Dortmund-Marten. Angehörige, Freunde, Wegbegleiter und Gemeindemitglieder kamen am Donnerstag, 12. Februar 2026, zur Trauerfeier für Heinz-Dieter Finke zusammen. Der Glaubensbruder war am 27. Januar 2026 im Alter von 82 Jahren verstorben.
Eine große Trauergemeinde hatte sich versammelt, um Abschied zu nehmen. Hirte Uwe Dietzel, langjähriger Vorsteher des Verstorbenen in der ehemaligen Gemeinde Lütgendortmund, leitete die Feier.
Freund, Feingeist, Freigeist
Hirte Dietzel beschrieb Heinz-Dieter Finke als einen Menschen, der Jesus Christus bedingungslos angenommen habe. Dies komme in seinem Lieblingslied „Einen Freund hab ich gefunden“ zum Ausdruck – gleichsam ein persönliches Credo des Verstorbenen. Aus dieser tiefen Glaubensverbundenheit habe er Freude, Trost und Sicherheit geschöpft. Zugleich sei er selbst für viele Menschen zu einem verlässlichen Freund geworden.
„Heinz-Dieter Finke war ein Feingeist und Freigeist“, würdigte Hirte Dietzel seine empfindsame, gebildete, sachliche und zugleich gelassene Persönlichkeit. Er habe Freundschaften gepflegt und die Zeit mit seiner Familie geschätzt – bei Reisen, im Ferienhaus in Frankreich, beim gemeinsamen Kochen und Genießen ebenso wie bei Wochenendausflügen mit dem Wohnwagen.

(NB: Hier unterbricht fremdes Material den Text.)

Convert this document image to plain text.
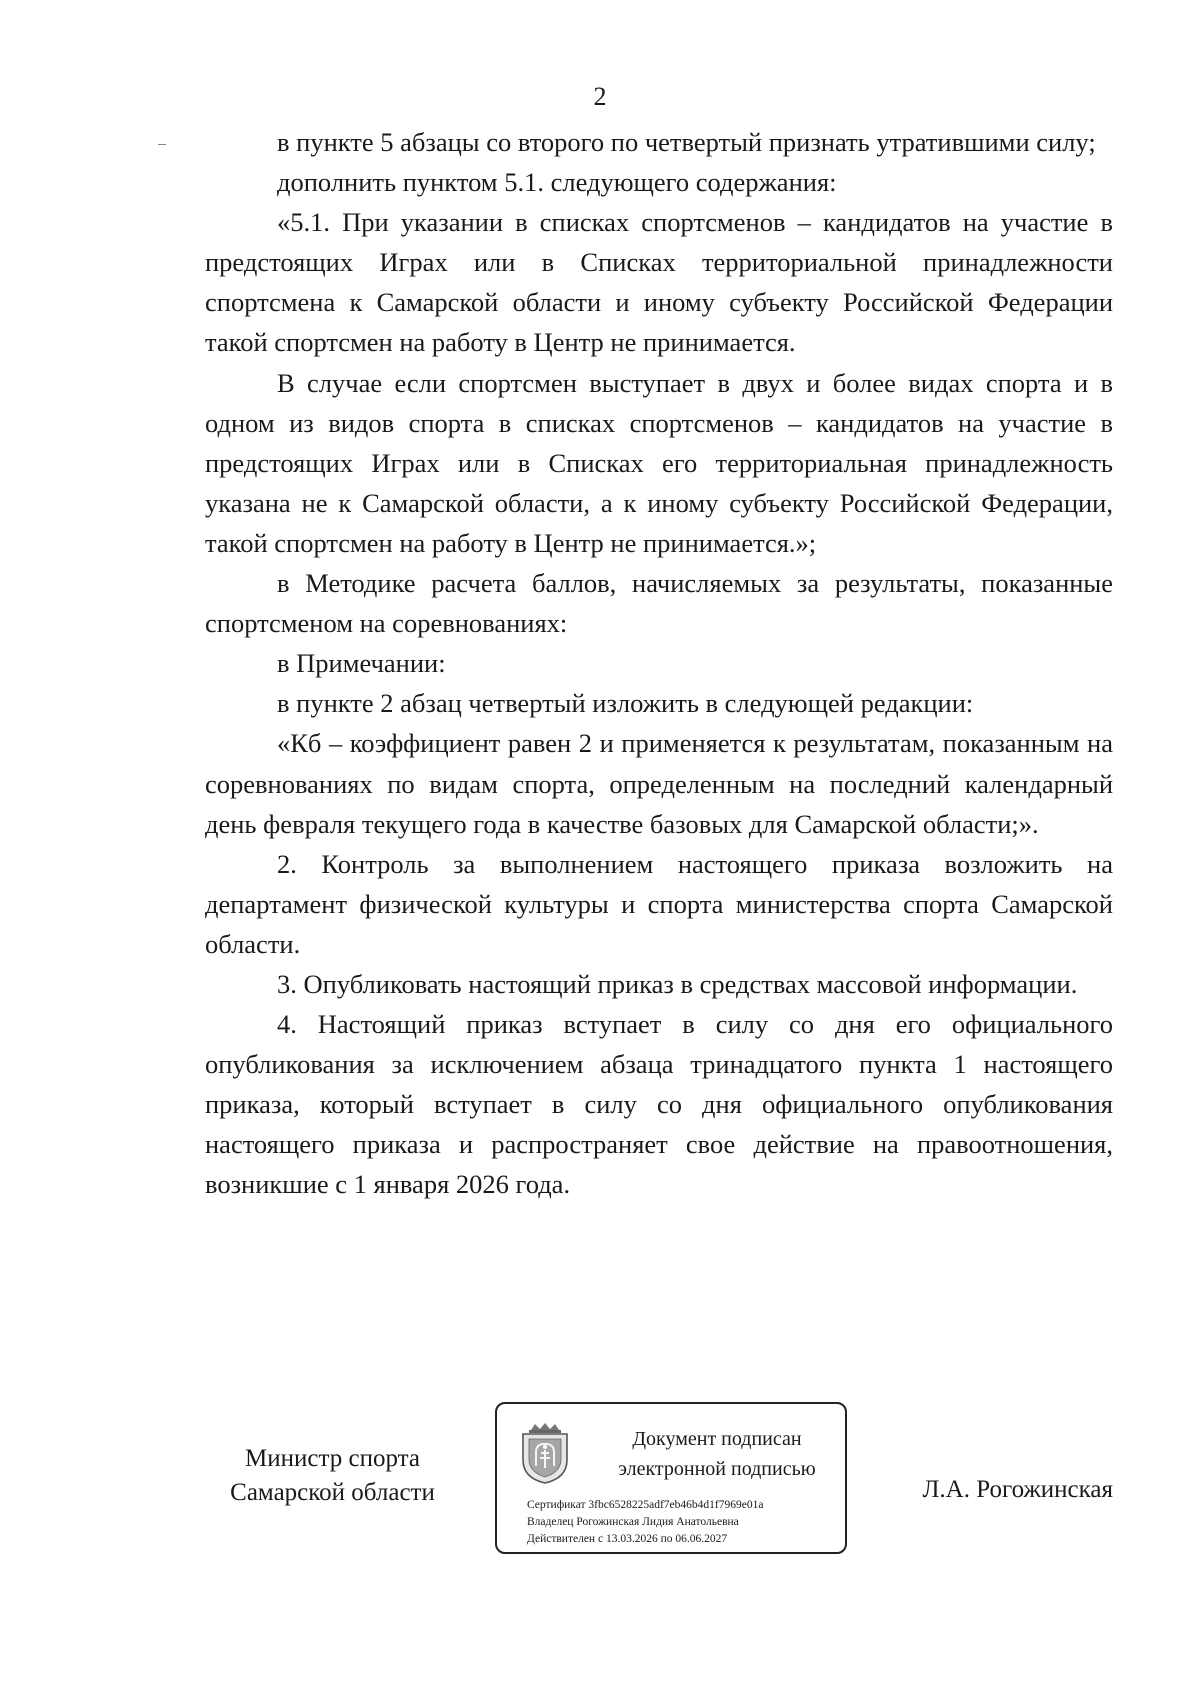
2

в пункте 5 абзацы со второго по четвертый признать утратившими силу;

дополнить пунктом 5.1. следующего содержания:

«5.1. При указании в списках спортсменов – кандидатов на участие в предстоящих Играх или в Списках территориальной принадлежности спортсмена к Самарской области и иному субъекту Российской Федерации такой спортсмен на работу в Центр не принимается.

В случае если спортсмен выступает в двух и более видах спорта и в одном из видов спорта в списках спортсменов – кандидатов на участие в предстоящих Играх или в Списках его территориальная принадлежность указана не к Самарской области, а к иному субъекту Российской Федерации, такой спортсмен на работу в Центр не принимается.»;

в Методике расчета баллов, начисляемых за результаты, показанные спортсменом на соревнованиях:

в Примечании:

в пункте 2 абзац четвертый изложить в следующей редакции:

«Кб – коэффициент равен 2 и применяется к результатам, показанным на соревнованиях по видам спорта, определенным на последний календарный день февраля текущего года в качестве базовых для Самарской области;».

2. Контроль за выполнением настоящего приказа возложить на департамент физической культуры и спорта министерства спорта Самарской области.

3. Опубликовать настоящий приказ в средствах массовой информации.

4. Настоящий приказ вступает в силу со дня его официального опубликования за исключением абзаца тринадцатого пункта 1 настоящего приказа, который вступает в силу со дня официального опубликования настоящего приказа и распространяет свое действие на правоотношения, возникшие с 1 января 2026 года.

Министр спорта
Самарской области
Документ подписан
электронной подписью
Сертификат 3fbc6528225adf7eb46b4d1f7969e01a
Владелец Рогожинская Лидия Анатольевна
Действителен с 13.03.2026 по 06.06.2027
Л.А. Рогожинская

Aktiv im Leben, aktiv in der Kirche
Mehr als 30 Jahre war Heinz-Dieter Finke an der Fachhochschule Dortmund tätig, zuletzt als Verwaltungsdirektor und Vertreter des Kanzlers. Von 2008 bis 2013 gehörte er zudem dem Hochschulrat an. Auch nach dem Ende seiner beruflichen Laufbahn blieb er vielfältig engagiert und übernahm Ehrenämter in Schule, Schwimmverein und Kirche.

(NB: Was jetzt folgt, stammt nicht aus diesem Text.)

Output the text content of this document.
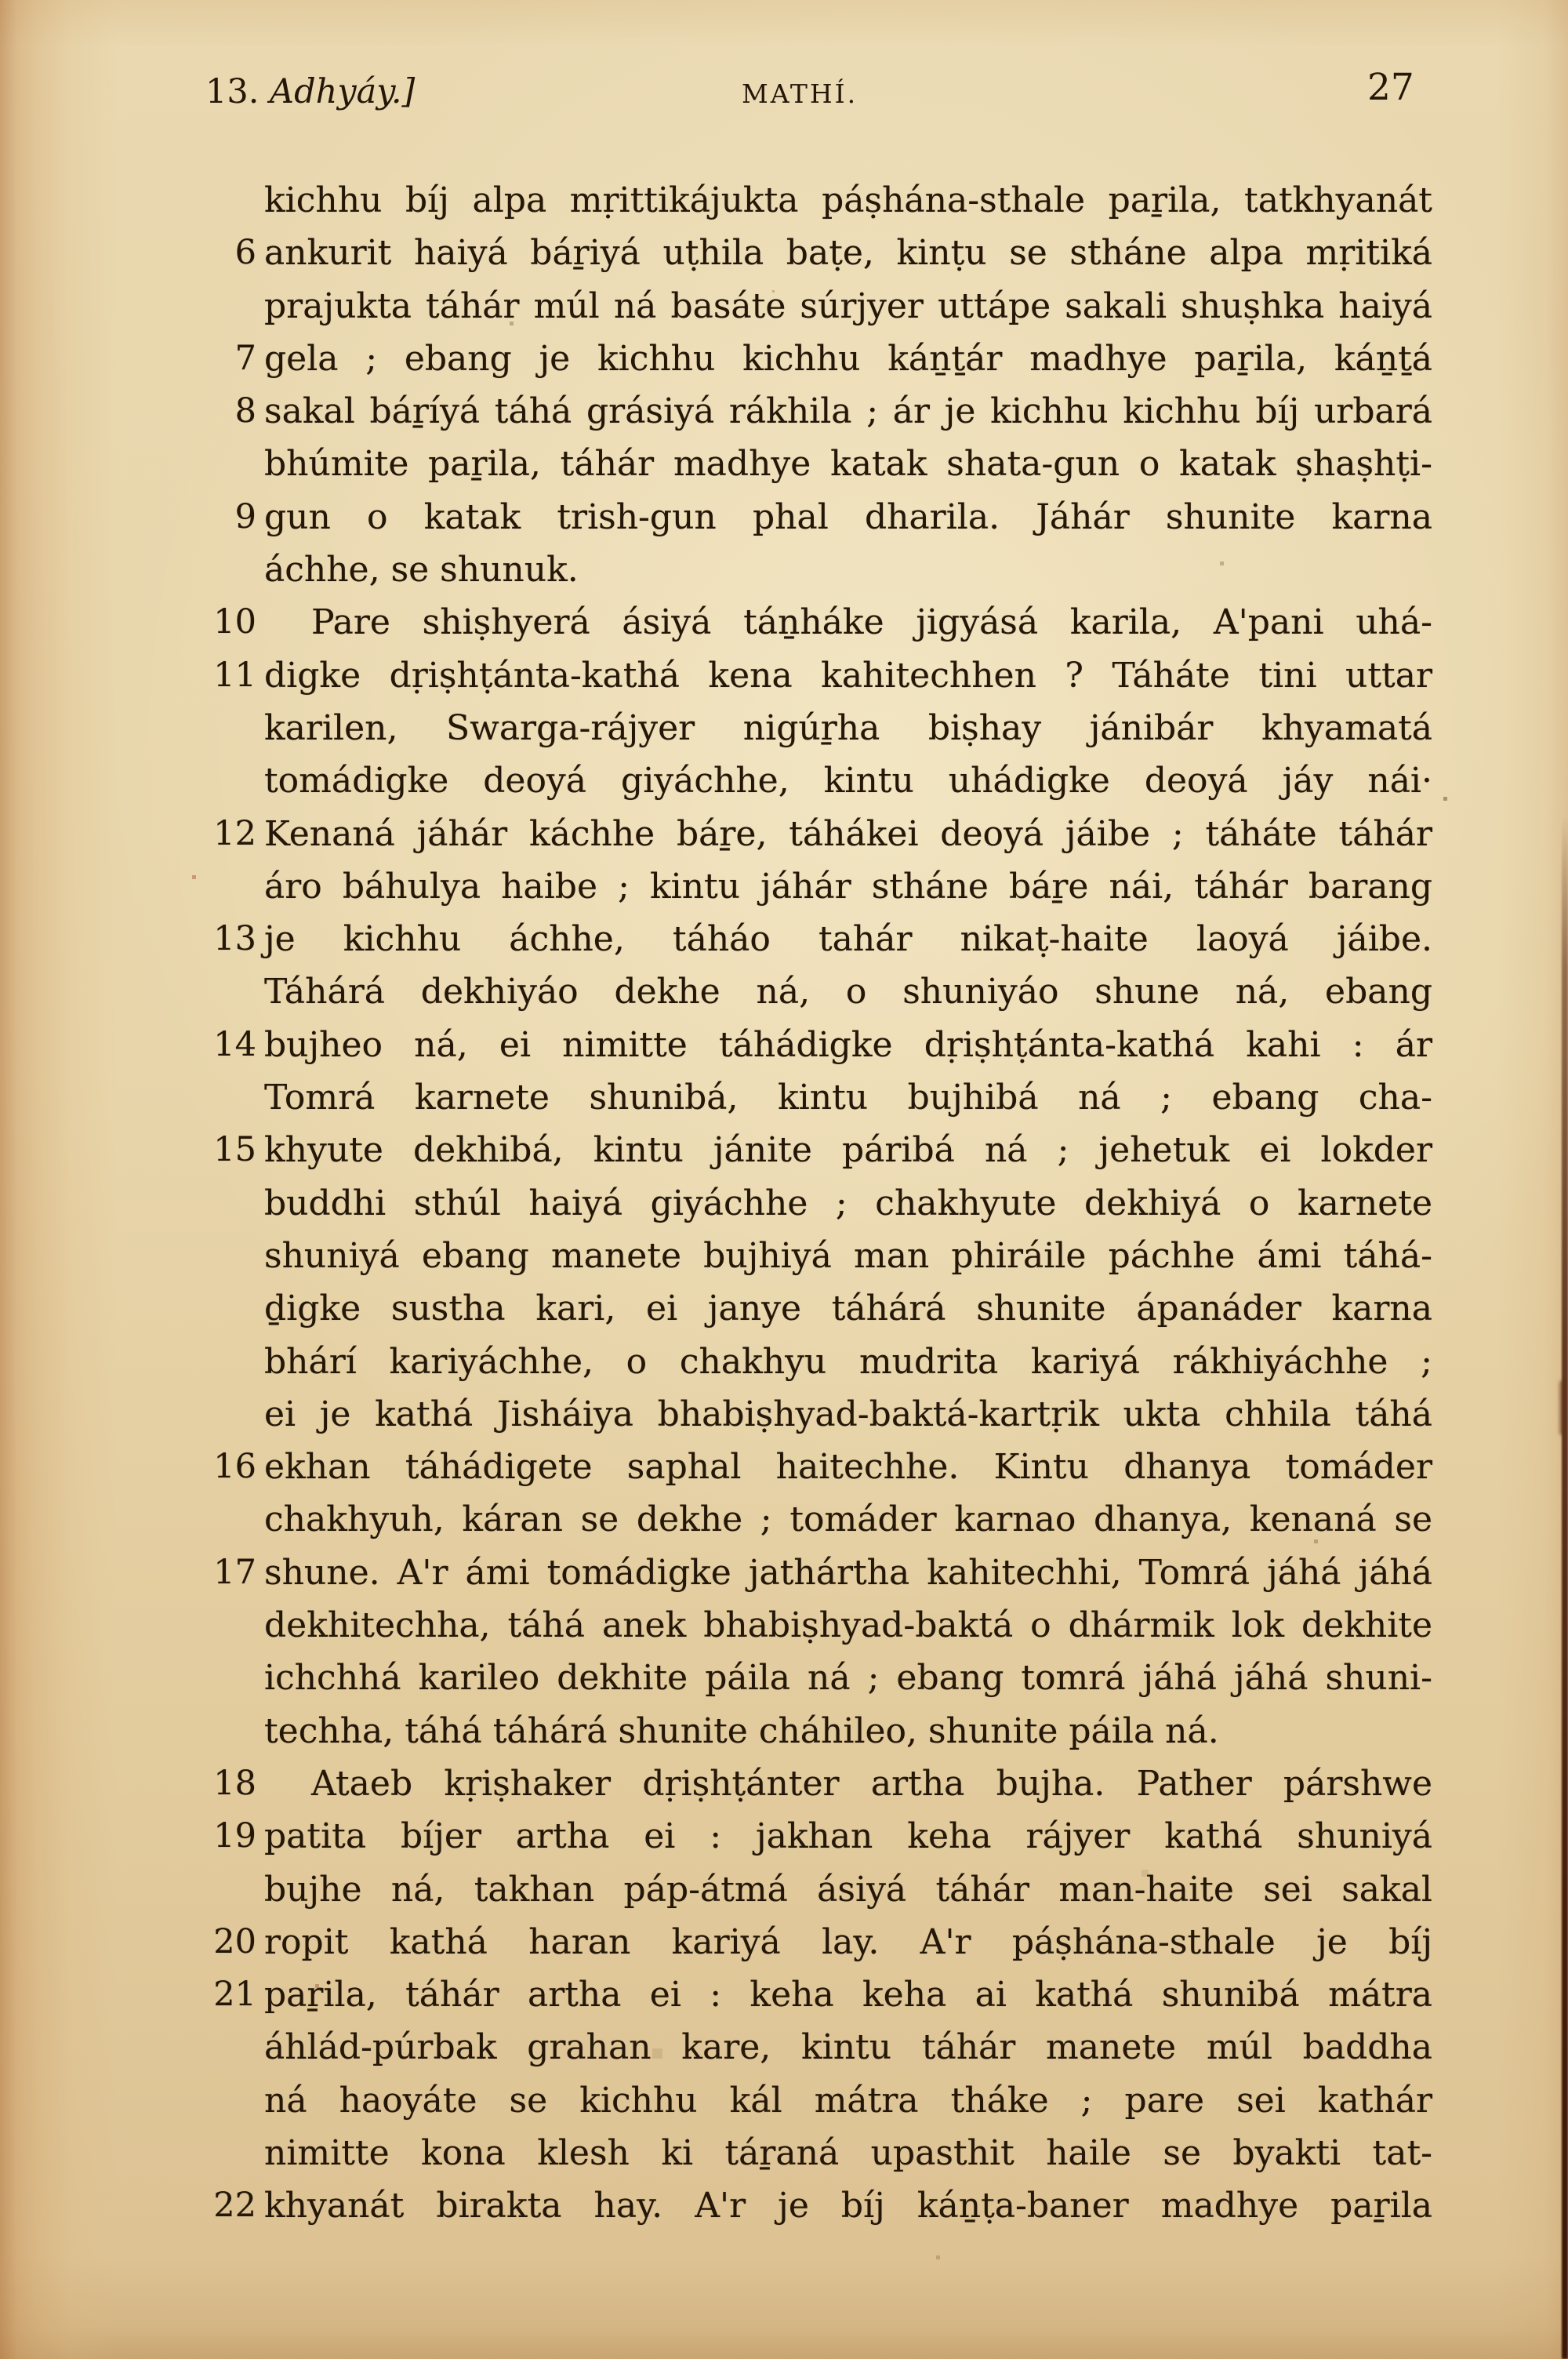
13. Adhyáy.]	MATHÍ.	27
kichhu bíj alpa mṛittikájukta páṣhána-sthale paṟila, tatkhyanát
6 ankurit haiyá báṟiyá uṭhila baṭe, kinṭu se stháne alpa mṛitiká
prajukta táhár múl ná basáte súrjyer uttápe sakali shuṣhka haiyá
7 gela ; ebang je kichhu kichhu káṉṯár madhye paṟila, káṉṯá
8 sakal báṟíyá táhá grásiyá rákhila ; ár je kichhu kichhu bíj urbará
bhúmite paṟila, táhár madhye katak shata-gun o katak ṣhaṣhṭi-
9 gun o katak trish-gun phal dharila. Jáhár shunite karna
áchhe, se shunuk.
10	Pare shiṣhyerá ásiyá táṉháke jigyásá karila, A'pani uhá-
11 digke dṛiṣhṭánta-kathá kena kahitechhen ? Táháte tini uttar
karilen, Swarga-rájyer nigúṟha biṣhay jánibár khyamatá
tomádigke deoyá giyáchhe, kintu uhádigke deoyá jáy nái·
12 Kenaná jáhár káchhe báṟe, táhákei deoyá jáibe ; táháte táhár
áro báhulya haibe ; kintu jáhár stháne báṟe nái, táhár barang
13 je kichhu áchhe, táháo tahár nikaṭ-haite laoyá jáibe.
Táhárá dekhiyáo dekhe ná, o shuniyáo shune ná, ebang
14 bujheo ná, ei nimitte táhádigke dṛiṣhṭánta-kathá kahi : ár
Tomrá karnete shunibá, kintu bujhibá ná ; ebang cha-
15 khyute dekhibá, kintu jánite páribá ná ; jehetuk ei lokder
buddhi sthúl haiyá giyáchhe ; chakhyute dekhiyá o karnete
shuniyá ebang manete bujhiyá man phiráile páchhe ámi táhá-
ḏigke sustha kari, ei janye táhárá shunite ápanáder karna
bhárí kariyáchhe, o chakhyu mudrita kariyá rákhiyáchhe ;
ei je kathá Jisháiya bhabiṣhyad-baktá-kartṛik ukta chhila táhá
16 ekhan táhádigete saphal haitechhe. Kintu dhanya tomáder
chakhyuh, káran se dekhe ; tomáder karnao dhanya, kenaná se
17 shune. A'r ámi tomádigke jathártha kahitechhi, Tomrá jáhá jáhá
dekhitechha, táhá anek bhabiṣhyad-baktá o dhármik lok dekhite
ichchhá karileo dekhite páila ná ; ebang tomrá jáhá jáhá shuni-
techha, táhá táhárá shunite cháhileo, shunite páila ná.
18	Ataeb kṛiṣhaker dṛiṣhṭánter artha bujha. Pather párshwe
19 patita bíjer artha ei : jakhan keha rájyer kathá shuniyá
bujhe ná, takhan páp-átmá ásiyá táhár man-haite sei sakal
20 ropit kathá haran kariyá lay. A'r páṣhána-sthale je bíj
21 paṟila, táhár artha ei : keha keha ai kathá shunibá mátra
áhlád-púrbak grahan kare, kintu táhár manete múl baddha
ná haoyáte se kichhu kál mátra tháke ; pare sei kathár
nimitte kona klesh ki táṟaná upasthit haile se byakti tat-
22 khyanát birakta hay. A'r je bíj káṉṭa-baner madhye paṟila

„In der Gemeinde war er ein Aktivposten“, betonte Hirte Dietzel und hob sein kirchliches Wirken hervor. In der Gemeinde Lütgendortmund wirkte Heinz-Dieter Finke als Sänger und Organist, engagierte sich im Gemeindegremium, im Seniorenkreis sowie in der Öffentlichkeitsarbeit. „Die Kirche hat mein Leben insgesamt geprägt. Ich bin stolz darauf, christliche Werte vermittelt bekommen zu haben und diese umsetzen zu können“, zitierte der Hirte aus einem früheren Gespräch mit ihm.
Kraft aus dem Glauben
Als Leitwort der Trauerfeier wählte Hirte Dietzel das Bibelwort aus 1. Petrus 5,10: „Der Gott aller Gnade aber, der euch berufen hat zu seiner ewigen Herrlichkeit in Christus, der wird euch, die ihr eine kleine Zeit leidet, aufrichten, stärken, kräftigen, gründen.“ Aus diesem Wort habe der Verstorbene in seinem Leben Kraft und Zuversicht gewonnen, so der Hirte. Besonders deutlich sei dies geworden, als er seine erkrankte Ehefrau Renate mit großer Hingabe pflegte, bevor sie im Jahr 2013 nach 46 glücklichen Ehejahren verstarb.
Mit dem gemeinsam gesprochenen Vaterunser und dem Segen endete die Trauerfeier.